Communication is at the root of all success in life, and this doubly apply with business, where it’s those who listen that land the most lucrative deals. Networking walks hand in hand with productive communication, but there’s one thing that stands in your way from becoming a master in the art of networking. You don’t listen. Active listening is the single most important passive skill to truly master, if you’re to deliver killer pitches out in a business event.
Good listeners instill respect and trust into other. They develop other crucial communication skills like diffusing conflict, because they gain a deep understanding of issues, irritations and problems. A good understanding of a situation gives you specific ideas on how to resolve it. So how do you become a master listener by the time of your next business meeting?
It’s true for most of us that we’re not actually listening to when another person speaks, but often are aware of the ebb and flow of a conversation to figure out when is the most appropriate time to interject and offer our own point of view. Most conversation partners are too busy thinking about what to say rather than listening what’s been said. In sales, this sin is all the more prevalent since all you want to do is pitch a product. The key to listening is to drop the script (by this we mean not forcing the conversation to return to your product every time) and fully focus on everything being said.
A customary rule in conversations is to acknowledge the person speaking. What everyone wants is to be looked at in the eye, whenever we say something. It’s why eye contact is the simple most effective way to show that you’re paying attention. Don’t check the time. Don’t browse through your phone. Don’t look away. If you have difficulty looking people in the eye (there are people who become nervous), then look at the person’s ear. This way you’re not taking the brunt of eye contact, but are not disrespectful as well.
Once you do learn to fully devote your attention to someone, you may overdo it by focusing solely on what’s being said to a point you forget feedback. What you may think come off as concentration on your part is then perceived as you being completely disengaged and shut down. You should be ideally smiling. Involve your facial expressions. Nodding is highly appreciated and you should face the speakers as to convey your openness.

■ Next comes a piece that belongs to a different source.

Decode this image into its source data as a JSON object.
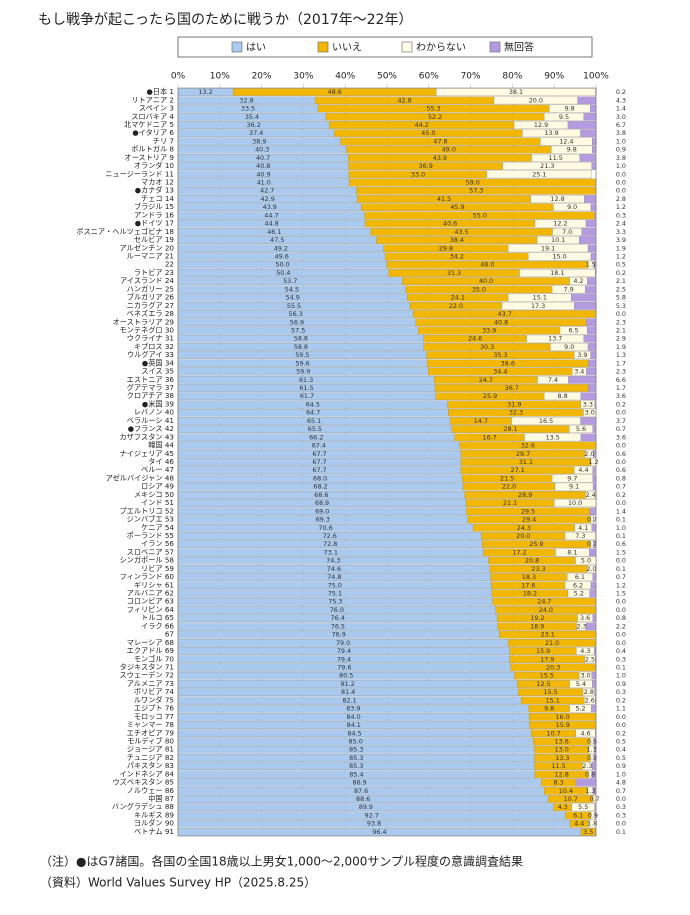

In business, the personal may seem as completely superfluous and unnecessary to involve, but the alternative is also true – keeping a business meeting solely to sales pitches and negotiations is dull and cold. We recommend you find common ground with whomever you’re supposed to impress and that means learning something early in the conversation that you can use a bridge. This means you keep an ear out for every single detail. Because you’re listening with a purpose, this may turn out to be easier to help you listen.
What we’re alluding to here is that at certain appropriate moments, you revisit an earlier talking point with a comment using similar words as the ones you heard. This concept of paraphrasing is called mirroring and used in two ways – 1) signal you’re listening, and 2) dispelling any possible misunderstanding.
The point of listening is also to really understand as we mentioned above misunderstandings are a common byproduct of communication. Undesirable as though they may be, they are unavoidable, so it’s best to ask questions. Pace yourself fully, because there is a fine line between a competent professional asking poignant, relevant questions and a simpleton with no understanding. This sort of active engagement with what you receive as information is one of the best ways to come out of a meeting or chance encounter a winner.
Interruptions often are classified as a power move in conversations. It’s a way to wrestle control over a conversation and convey the message ‘my opinion and my voice deserve to be heard over yours’. Especially in a business setting, you should avoid this habit thoroughly and completely. If the interruption has something to do with confusion around the talking point, wait at an appropriate time to address the point or disagreement.
At a trade fair or an exhibition, you will have countless conversations with strangers and you might think that you should only put effort into the conversations, where you stand to gain an immediate profit. But there’s no guarantee that the stranger you’ve cut off on the line for coffee won’t be of importance later on. It pays to be polite and engage in every single interaction, because even if not every conversation leads to success in business, it’s at least an opportunity to test out your listening skills!
How many times have you declared that you’re a great listener? If you’re confident in yourself, then why don’t you prove it and see how many of our 8 listening strategies you practice.